The feeling of safety stayed with me even when my one-week trip unexpectedly turned into 17 days, many of them spent in and out of mamadim (“safe rooms”) during airstrikes as Israel began a war on another front with Iran.
And I found myself reflecting: What does it mean to have a deep sense of feeling safe while in the midst of a war, in a “safe room”? In our work at Eshel where we support and advocate for LGBTQ+ Orthodox Jews, we know there is a critical need for intentional community-building as a path to healing and connection. And now with federal mental health services on the chopping block, this need is more important than ever.
UJA-Federation of New York recognizes that this kind of safety — a sense of belonging — matters. This summer, the organization awarded Eshel, the organization I direct, with a grant specifically to address belonging and safety.

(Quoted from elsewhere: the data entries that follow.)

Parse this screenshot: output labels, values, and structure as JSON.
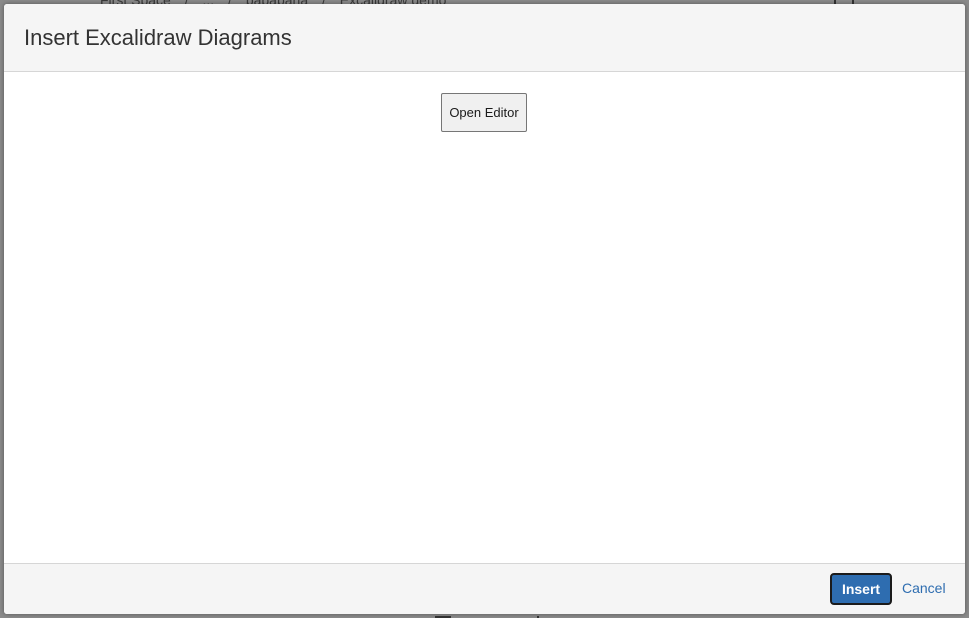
{
  "background_page": {
    "breadcrumb": [
      "First Space",
      "/",
      "...",
      "/",
      "bababana",
      "/",
      "Excalidraw demo"
    ]
  },
  "dialog": {
    "title": "Insert Excalidraw Diagrams",
    "open_editor_label": "Open Editor",
    "insert_label": "Insert",
    "cancel_label": "Cancel"
  },
  "colors": {
    "primary": "#2e6db0",
    "header_bg": "#f5f5f5",
    "overlay": "#8a8a8a"
  }
}
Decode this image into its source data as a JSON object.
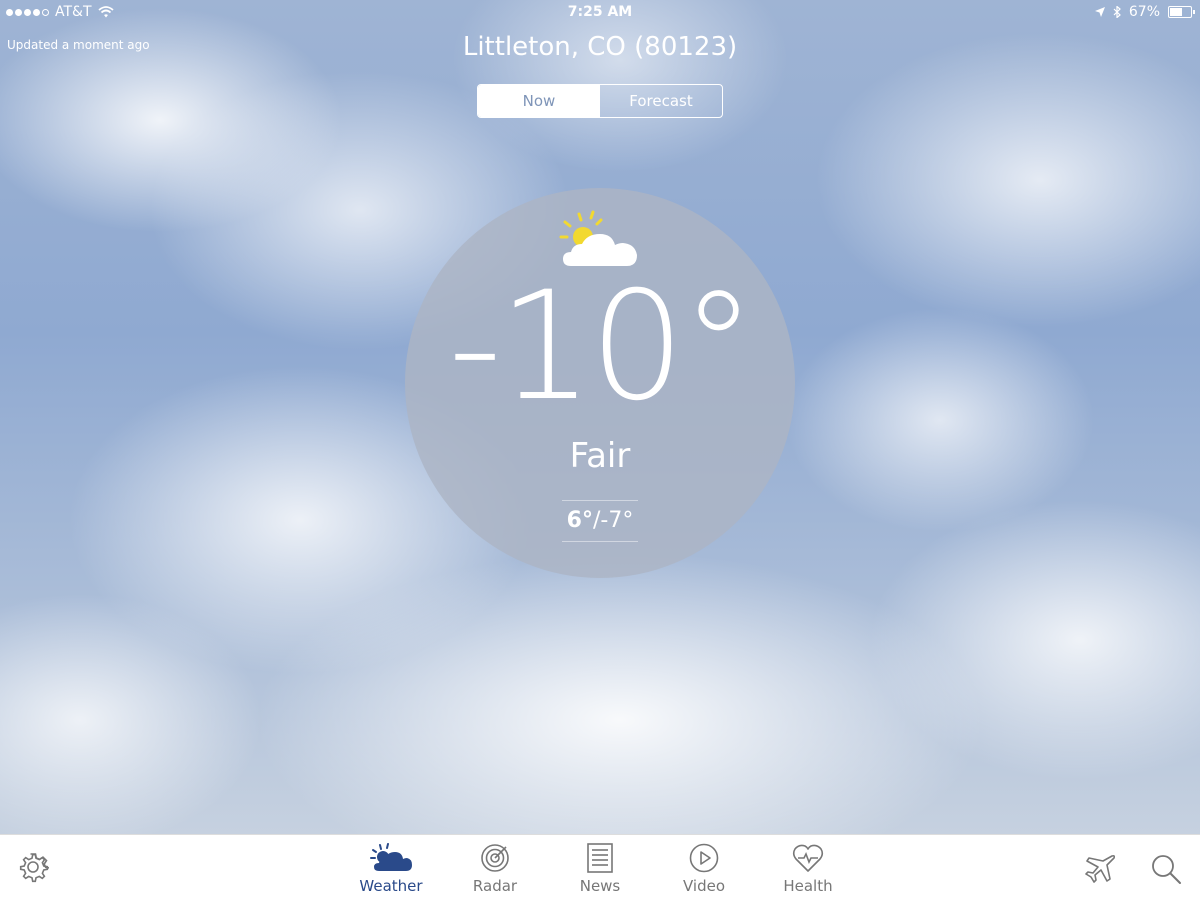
{
  "status_bar": {
    "carrier": "AT&T",
    "time": "7:25 AM",
    "battery": "67%",
    "battery_level": 0.67
  },
  "header": {
    "updated": "Updated a moment ago",
    "location": "Littleton, CO (80123)"
  },
  "view_toggle": {
    "now_label": "Now",
    "forecast_label": "Forecast",
    "selected": "Now"
  },
  "current": {
    "condition_icon": "partly-sunny-icon",
    "temperature": "-10°",
    "condition": "Fair",
    "high": "6°",
    "low": "/-7°"
  },
  "tab_bar": {
    "settings_icon": "gear-icon",
    "items": [
      {
        "label": "Weather",
        "icon": "partly-sunny-icon",
        "active": true
      },
      {
        "label": "Radar",
        "icon": "radar-icon",
        "active": false
      },
      {
        "label": "News",
        "icon": "newspaper-icon",
        "active": false
      },
      {
        "label": "Video",
        "icon": "play-circle-icon",
        "active": false
      },
      {
        "label": "Health",
        "icon": "heart-pulse-icon",
        "active": false
      }
    ],
    "travel_icon": "airplane-icon",
    "search_icon": "search-icon",
    "active_color": "#2a4a8a"
  }
}
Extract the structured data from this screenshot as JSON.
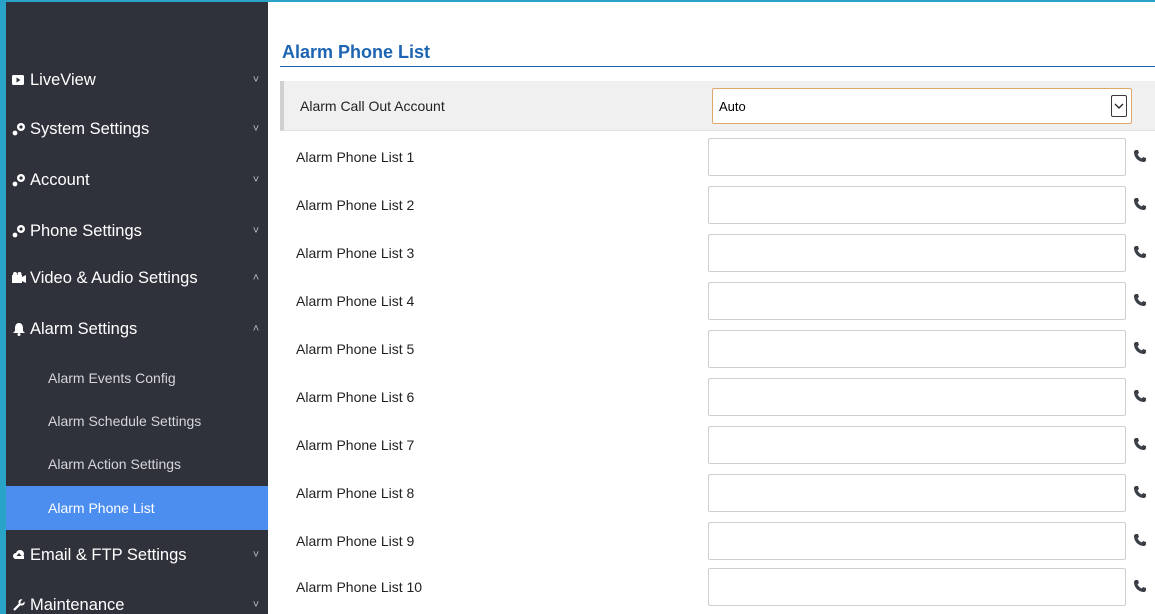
{
  "sidebar": {
    "items": [
      {
        "label": "LiveView",
        "icon": "video-icon",
        "chevron": "˅"
      },
      {
        "label": "System Settings",
        "icon": "settings-icon",
        "chevron": "˅"
      },
      {
        "label": "Account",
        "icon": "settings-icon",
        "chevron": "˅"
      },
      {
        "label": "Phone Settings",
        "icon": "settings-icon",
        "chevron": "˅"
      },
      {
        "label": "Video & Audio Settings",
        "icon": "camera-icon",
        "chevron": "˄"
      },
      {
        "label": "Alarm Settings",
        "icon": "bell-icon",
        "chevron": "˄"
      },
      {
        "label": "Email & FTP Settings",
        "icon": "cloud-icon",
        "chevron": "˅"
      },
      {
        "label": "Maintenance",
        "icon": "wrench-icon",
        "chevron": "˅"
      }
    ],
    "subitems": [
      {
        "label": "Alarm Events Config"
      },
      {
        "label": "Alarm Schedule Settings"
      },
      {
        "label": "Alarm Action Settings"
      },
      {
        "label": "Alarm Phone List",
        "active": true
      }
    ],
    "active_color": "#4b8ef0"
  },
  "main": {
    "title": "Alarm Phone List",
    "call_out": {
      "label": "Alarm Call Out Account",
      "value": "Auto"
    },
    "phone_lists": [
      {
        "label": "Alarm Phone List 1",
        "value": ""
      },
      {
        "label": "Alarm Phone List 2",
        "value": ""
      },
      {
        "label": "Alarm Phone List 3",
        "value": ""
      },
      {
        "label": "Alarm Phone List 4",
        "value": ""
      },
      {
        "label": "Alarm Phone List 5",
        "value": ""
      },
      {
        "label": "Alarm Phone List 6",
        "value": ""
      },
      {
        "label": "Alarm Phone List 7",
        "value": ""
      },
      {
        "label": "Alarm Phone List 8",
        "value": ""
      },
      {
        "label": "Alarm Phone List 9",
        "value": ""
      },
      {
        "label": "Alarm Phone List 10",
        "value": ""
      }
    ],
    "title_color": "#1d64b2"
  }
}
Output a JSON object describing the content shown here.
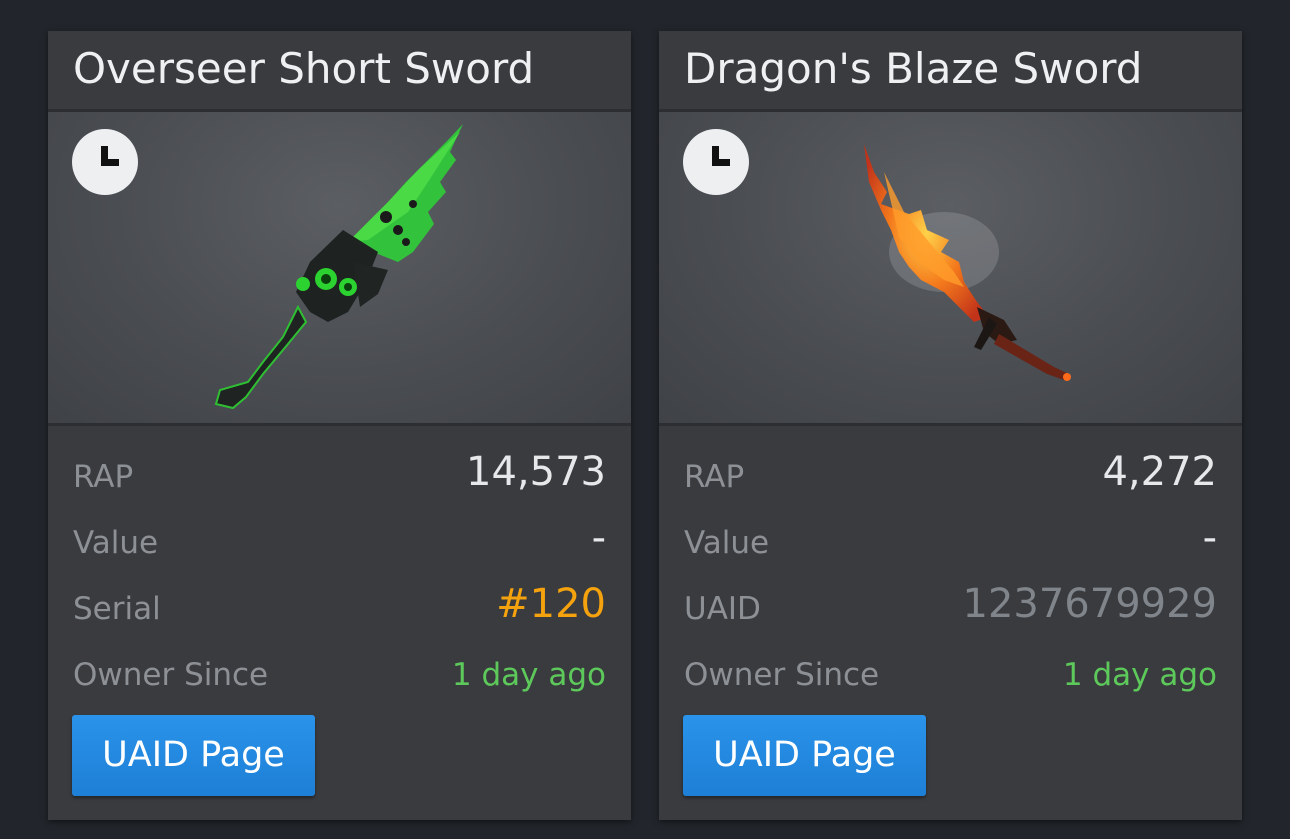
{
  "cards": [
    {
      "title": "Overseer Short Sword",
      "icon": "clock-icon",
      "stats": [
        {
          "label": "RAP",
          "value": "14,573"
        },
        {
          "label": "Value",
          "value": "-"
        },
        {
          "label": "Serial",
          "value": "#120"
        },
        {
          "label": "Owner Since",
          "value": "1 day ago"
        }
      ],
      "button_label": "UAID Page"
    },
    {
      "title": "Dragon's Blaze Sword",
      "icon": "clock-icon",
      "stats": [
        {
          "label": "RAP",
          "value": "4,272"
        },
        {
          "label": "Value",
          "value": "-"
        },
        {
          "label": "UAID",
          "value": "1237679929"
        },
        {
          "label": "Owner Since",
          "value": "1 day ago"
        }
      ],
      "button_label": "UAID Page"
    }
  ],
  "colors": {
    "page_background": "#22262c",
    "card_background": "#393b3f",
    "serial_accent": "#f4a20d",
    "owner_since_green": "#5ec95b",
    "button_blue": "#2a93ea"
  }
}
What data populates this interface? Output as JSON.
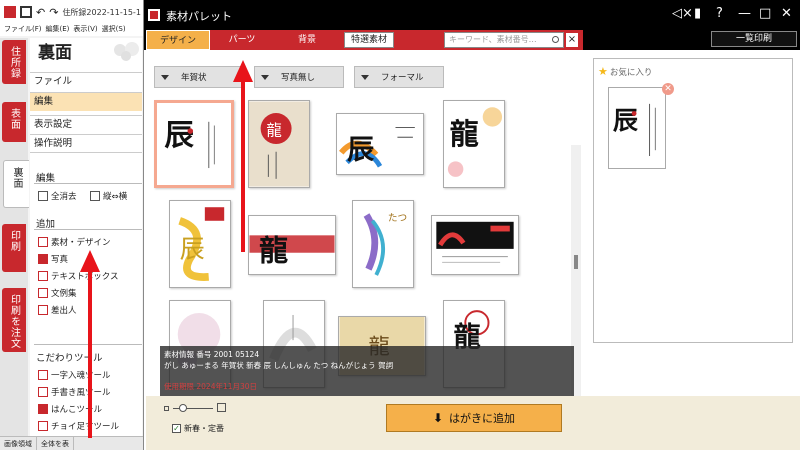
{
  "main_app": {
    "title": "住所録2022-11-15-1",
    "menubar": [
      "ファイル(F)",
      "編集(E)",
      "表示(V)",
      "選択(S)"
    ],
    "vertical_tabs": [
      "住所録",
      "表面",
      "裏面",
      "印刷",
      "印刷を注文"
    ],
    "panel_title": "裏面",
    "menu_items": [
      "ファイル",
      "編集",
      "表示設定",
      "操作説明"
    ],
    "edit_section": {
      "label": "編集",
      "tools": [
        "全消去",
        "縦⇔横"
      ]
    },
    "add_section": {
      "label": "追加",
      "tools": [
        "素材・デザイン",
        "写真",
        "テキストボックス",
        "文例集",
        "差出人"
      ]
    },
    "special_section": {
      "label": "こだわりツール",
      "tools": [
        "一字入魂ツール",
        "手書き風ツール",
        "はんこツール",
        "チョイ足すツール"
      ]
    },
    "status": [
      "画像領域",
      "全体を表"
    ]
  },
  "palette": {
    "title": "素材パレット",
    "tabs": [
      "デザイン",
      "パーツ",
      "背景",
      "特選素材"
    ],
    "search_placeholder": "キーワード、素材番号…",
    "clear_label": "×",
    "print_button": "一覧印刷",
    "filters": [
      "年賀状",
      "写真無し",
      "フォーマル"
    ],
    "thumbnails": [
      {
        "label": "辰"
      },
      {
        "label": "龍"
      },
      {
        "label": "辰"
      },
      {
        "label": "龍"
      },
      {
        "label": "辰"
      },
      {
        "label": "龍"
      },
      {
        "label": "たつ"
      },
      {
        "label": ""
      },
      {
        "label": ""
      },
      {
        "label": ""
      },
      {
        "label": "龍"
      },
      {
        "label": "龍"
      }
    ],
    "info": {
      "line1": "素材情報 番号 2001 05124",
      "line2": "がし あゅーまる 年賀状 新春 辰 しんしゅん たつ ねんがじょう 賀詞",
      "expiry": "使用期限 2024年11月30日"
    },
    "favorites_label": "お気に入り",
    "favorite_item": "辰",
    "new_year_check": "新春・定番",
    "add_button": "はがきに追加"
  },
  "colors": {
    "brand_red": "#c8282d",
    "tab_active": "#f4b04a",
    "add_button": "#f5b04a",
    "annotation_arrow": "#e8141a"
  }
}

Both of us recognize that being safe means more than just surviving. It means knowing that you belong and that you’re being held in community no matter where you stand. That kind of safety isn’t born of policy or walls — it comes from community. It comes from being surrounded by people who are equally concerned for one another’s well-being.
There are many layers to reach safety. Some are internal (our emotional and psychological security) and others are external (our physical safety, our freedom from violence or other harm). Ideally, we get to have all of these layers of safety at once; but life doesn’t always cooperate, unfolding in ways we cannot control. If we’re lucky, we get to hold onto at least one layer, one dimension of safety, even when the others are stripped away.
For instance, in Israel, bombs were dropping literally around me. I was in actual physical danger. But that was not how I felt. In the safe room, I was with my family; and in the streets, I was surrounded by others with shared purpose, shared pain and shared hope. Alternatively, one can be in a crowd with no actual threat of physical danger and still feel like you may not make it out alive.
The UJA grant is directed toward meeting this critical need and is for the sole purpose of creating a community for LGBTQ+ Orthodox Jews in the New York area. It will help fund a new program director to launch monthly Jewish text study groups, Shabbat dinners and topical workshops. These initiatives, which will serve as a model for nationwide programming, aim to rebuild connections to Judaism in supportive Jewish communal spaces to help the many who feel alienated after coming out, and especially since the trauma of Oct. 7, 2023.
This moment is deeply concerning, and it’s a time for Jewish, Muslim, Christian and secular organizations to step up. Thanks to UJA’s support, we can do just that.
Miryam Kabakov is co-founder and executive director of Eshel.